South Asia to cut poverty by two-thirds in a decade
26 Jun '06
5 min read
World Bank (WB) announces that the building on recent strong growth, countries in South Asia can dramatically reduce poverty by embracing policies aimed at increasing investment and productivity, and improving the quality of labor, while addressing pervasive income inequalities and poor service delivery, according to Economic Growth in South Asia, a World Bank report released today.
The report finds that while countries in the region are growing rapidly, evidence shows that expansion, due to its uneven nature, is deepening income inequality and may be hard to sustain in the longer term if the key constraints are not addressed.

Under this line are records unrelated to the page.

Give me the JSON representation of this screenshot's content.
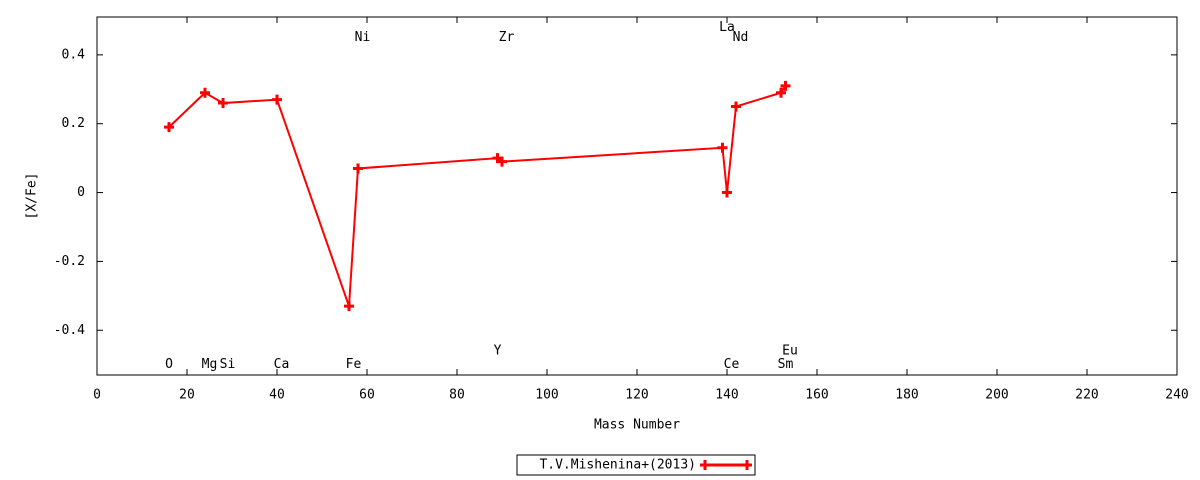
{
  "chart_data": {
    "type": "line",
    "xlabel": "Mass Number",
    "ylabel": "[X/Fe]",
    "xlim": [
      0,
      240
    ],
    "ylim": [
      -0.53,
      0.51
    ],
    "xticks": [
      0,
      20,
      40,
      60,
      80,
      100,
      120,
      140,
      160,
      180,
      200,
      220,
      240
    ],
    "yticks": [
      -0.4,
      -0.2,
      0,
      0.2,
      0.4
    ],
    "series": [
      {
        "name": "T.V.Mishenina+(2013)",
        "color": "#ff0000",
        "x": [
          16,
          24,
          28,
          40,
          56,
          58,
          89,
          90,
          139,
          140,
          142,
          152,
          153
        ],
        "values": [
          0.19,
          0.29,
          0.26,
          0.27,
          -0.33,
          0.07,
          0.1,
          0.09,
          0.13,
          0.0,
          0.25,
          0.29,
          0.31
        ]
      }
    ],
    "annotations": [
      {
        "text": "O",
        "x": 16,
        "y": -0.5
      },
      {
        "text": "Mg",
        "x": 25,
        "y": -0.5
      },
      {
        "text": "Si",
        "x": 29,
        "y": -0.5
      },
      {
        "text": "Ca",
        "x": 41,
        "y": -0.5
      },
      {
        "text": "Fe",
        "x": 57,
        "y": -0.5
      },
      {
        "text": "Ni",
        "x": 59,
        "y": 0.45
      },
      {
        "text": "Y",
        "x": 89,
        "y": -0.46
      },
      {
        "text": "Zr",
        "x": 91,
        "y": 0.45
      },
      {
        "text": "La",
        "x": 140,
        "y": 0.48
      },
      {
        "text": "Ce",
        "x": 141,
        "y": -0.5
      },
      {
        "text": "Nd",
        "x": 143,
        "y": 0.45
      },
      {
        "text": "Sm",
        "x": 153,
        "y": -0.5
      },
      {
        "text": "Eu",
        "x": 154,
        "y": -0.46
      }
    ],
    "legend": "bottom"
  }
}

“South Asia's decade-long economic expansion has raised the possibility that the sub-continent could eliminate poverty in our lifetime,” says Shantayanan Devarajan, co-author of the report and World Bank Chief Economist for the South Asia region. “But to realize this dream, South Asians must create the conditions and incentives necessary to sustain and accelerate growth that benefits all. The economic well-being of several hundred millions of people depends on it.”
A striking feature of the report is analysis showing that South Asian countries could see single-digit poverty rates in a decade if economic growth accelerates to 10 percent a year until 2015. This means the number of people living in poverty could go down by two-thirds in less than ten years.
Looking back at the remarkable economic performance of the past decade, the report suggests South Asian countries should aspire to this goal and emulate the East Asian growth rates of 7 to 10 percent that lifted millions of people out of poverty in relatively few years.